Here is the whole script:
var querystring = require("querystring");
var https = require('https');
var fetch = function(cur, callback) {
cur = cur.toLowerCase().replace('/', '_');
var options = {
host: 'data.fxbtc.com',
path: '/api?op=query_last_trades&count=100&symbol=' + cur,
method: 'GET',
headers: {
'User-Agent': 'Mozilla/4.0 (compatible; node.js client)'
}
};
var req = https.request(options, function(res) {
res.setEncoding('utf8');
var buffer = '';
res.on('data', function(data) {
buffer += data;
});
res.on('end', function() {
try {
var json = JSON.parse(buffer);
} catch (err) {
return callback(err);
}
callback(null, json);
});
});
req.end();
}
var currencies = [
'BTC/CNY',
'LTC/CNY',
'LTC/BTC'
];
var LAST_TRADE = {
'BTC/CNY': 0,
'LTC/CNY': 0,
'LTC/BTC': 0
}
var _ = require('underscore');
var mongo = require('mongodb');
var moment = require('moment');
var init = function(next) {
mongo.connect('mongodb://127.0.0.1:27017/coindata', next);
}
var now = function() {
return moment().format('YYYY-MM-DD HH:mm:ss');
}
console.log(now(), 'STARTING');
setInterval(function() {
console.log(now(), 'alive')
}, 60000)
var collections = {};
var forever = function(err, db) {
if(err) throw err;
_.each(currencies, function(cur, i) {
collections[cur] = db.collection('fxbtc_' + cur);
collections[cur].ensureIndex({fid: 1}, {unique: true}, console.log);
setTimeout(function() {
console.log(now(), 'registering', cur);
setInterval(check(cur), 5 * 1000);
}, i * 1000);
});
}
var check = function(cur) {
return function() {
fetch(cur, function(err, trades) {
if(err) return console.log(now(), 'ERROR-FETCH', err);
trades = _.map(trades.datas, function(trade) {
return {
date: new Date(trade.date * 1000),
price: parseFloat(trade.rate),
amount: parseFloat(trade.vol),
fid: parseInt(trade.ticket)
}
});
trades = _.filter(trades, function(trade) {
return trade.fid > LAST_TRADE[cur];
});
var fids = _.pluck(trades, 'fid');
fids.push(LAST_TRADE[cur]);
LAST_TRADE[cur] = _.max(fids);
if(!trades.length)
return;
console.log(now(), 'storing:', trades.length, 'in', cur);
collections[cur].insert(trades, function(err, docs) {
if(err && err.code !== 11000) console.log(now(), 'ERROR-STORE', err);
});
});
}
}
init(forever);
Are there any obvious memory leaks in this script?

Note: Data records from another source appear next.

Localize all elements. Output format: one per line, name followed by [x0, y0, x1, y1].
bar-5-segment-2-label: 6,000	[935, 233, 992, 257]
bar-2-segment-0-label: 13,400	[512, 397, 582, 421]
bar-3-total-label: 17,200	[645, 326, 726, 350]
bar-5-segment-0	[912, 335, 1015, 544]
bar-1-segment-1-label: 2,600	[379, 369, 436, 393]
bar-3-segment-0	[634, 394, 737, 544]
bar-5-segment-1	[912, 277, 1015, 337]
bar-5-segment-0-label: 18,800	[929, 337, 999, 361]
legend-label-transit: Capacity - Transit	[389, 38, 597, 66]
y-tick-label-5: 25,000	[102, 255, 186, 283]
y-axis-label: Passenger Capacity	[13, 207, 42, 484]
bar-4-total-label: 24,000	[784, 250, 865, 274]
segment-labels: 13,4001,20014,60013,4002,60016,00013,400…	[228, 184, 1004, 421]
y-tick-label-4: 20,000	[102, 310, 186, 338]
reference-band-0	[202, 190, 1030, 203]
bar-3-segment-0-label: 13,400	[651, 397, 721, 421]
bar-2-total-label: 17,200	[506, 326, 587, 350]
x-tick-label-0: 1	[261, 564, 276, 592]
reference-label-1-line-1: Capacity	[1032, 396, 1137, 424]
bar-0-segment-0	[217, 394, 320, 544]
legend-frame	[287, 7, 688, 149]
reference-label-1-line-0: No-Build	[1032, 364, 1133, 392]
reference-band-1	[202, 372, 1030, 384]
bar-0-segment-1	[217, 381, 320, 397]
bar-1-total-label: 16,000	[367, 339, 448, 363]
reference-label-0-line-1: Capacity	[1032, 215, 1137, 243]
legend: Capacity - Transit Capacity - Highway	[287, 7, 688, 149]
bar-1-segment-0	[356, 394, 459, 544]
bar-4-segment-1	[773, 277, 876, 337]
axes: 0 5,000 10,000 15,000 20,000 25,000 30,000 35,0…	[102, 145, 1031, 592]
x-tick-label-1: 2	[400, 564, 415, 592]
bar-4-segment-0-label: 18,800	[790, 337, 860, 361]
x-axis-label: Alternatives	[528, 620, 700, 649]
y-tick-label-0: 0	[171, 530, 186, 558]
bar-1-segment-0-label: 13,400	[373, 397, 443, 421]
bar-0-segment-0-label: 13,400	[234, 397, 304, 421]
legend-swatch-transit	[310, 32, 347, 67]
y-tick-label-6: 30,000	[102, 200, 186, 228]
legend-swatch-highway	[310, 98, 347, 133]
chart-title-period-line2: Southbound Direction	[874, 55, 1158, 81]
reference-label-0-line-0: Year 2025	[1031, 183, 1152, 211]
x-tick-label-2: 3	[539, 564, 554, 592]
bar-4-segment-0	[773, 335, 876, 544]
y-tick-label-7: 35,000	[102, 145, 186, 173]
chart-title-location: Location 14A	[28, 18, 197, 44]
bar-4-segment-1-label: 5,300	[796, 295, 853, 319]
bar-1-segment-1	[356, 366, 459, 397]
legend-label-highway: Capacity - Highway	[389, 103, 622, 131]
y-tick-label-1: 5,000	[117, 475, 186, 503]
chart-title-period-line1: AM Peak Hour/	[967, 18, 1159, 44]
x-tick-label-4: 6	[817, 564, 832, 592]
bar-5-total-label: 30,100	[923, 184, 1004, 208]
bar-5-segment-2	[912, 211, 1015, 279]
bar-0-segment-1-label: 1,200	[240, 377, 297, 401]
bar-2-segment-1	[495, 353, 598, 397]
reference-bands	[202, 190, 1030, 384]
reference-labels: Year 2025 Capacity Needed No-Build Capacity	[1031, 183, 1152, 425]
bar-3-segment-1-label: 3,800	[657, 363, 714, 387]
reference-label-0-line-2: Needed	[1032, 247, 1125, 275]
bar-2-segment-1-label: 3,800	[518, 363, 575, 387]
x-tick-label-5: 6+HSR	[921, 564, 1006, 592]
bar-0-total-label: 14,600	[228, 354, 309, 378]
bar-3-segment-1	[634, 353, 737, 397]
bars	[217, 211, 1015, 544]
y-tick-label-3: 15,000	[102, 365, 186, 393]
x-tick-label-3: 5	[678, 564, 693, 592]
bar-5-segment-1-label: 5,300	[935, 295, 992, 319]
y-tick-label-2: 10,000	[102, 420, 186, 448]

How do I go about finding the source of all the used memory?
The project I am working on is polling a lot of different API services (15+) and storing all latest changes.
My initial thought was to write a small script for each different service, which has a loop inside that should stay up forever. The problem (as described above) is that somehow the memory would grow to 40 - 120mb (depending on a couple of things) per service and my system would run out of RAM.
This is how I solved it now:
instead of keeping a process per service alive I rewrote all scripts to run only once and wrote a master script that is responsible for running each script per service script after x amount of time:
var cp = require('child_process');
var moment = require('moment');
var i = 0;
var watch = function(options) {
i++;
setTimeout(function() {
var fid = 0;
setInterval(function() {
var worker = cp.fork('./process_' + options.exchange + '.js');
worker.send(fid);
worker.once('message', function(new_fid) {
fid = new_fid;
worker.kill();
});
}, options.interval);
}, i * 3000);
}
And then I register all different services like so:
watch({exchange: 'bitcurex', interval: +moment.duration(9, 'minutes')});
It has been running for a little over 10 hours or now with little to no memory footprint (I can't find it in top).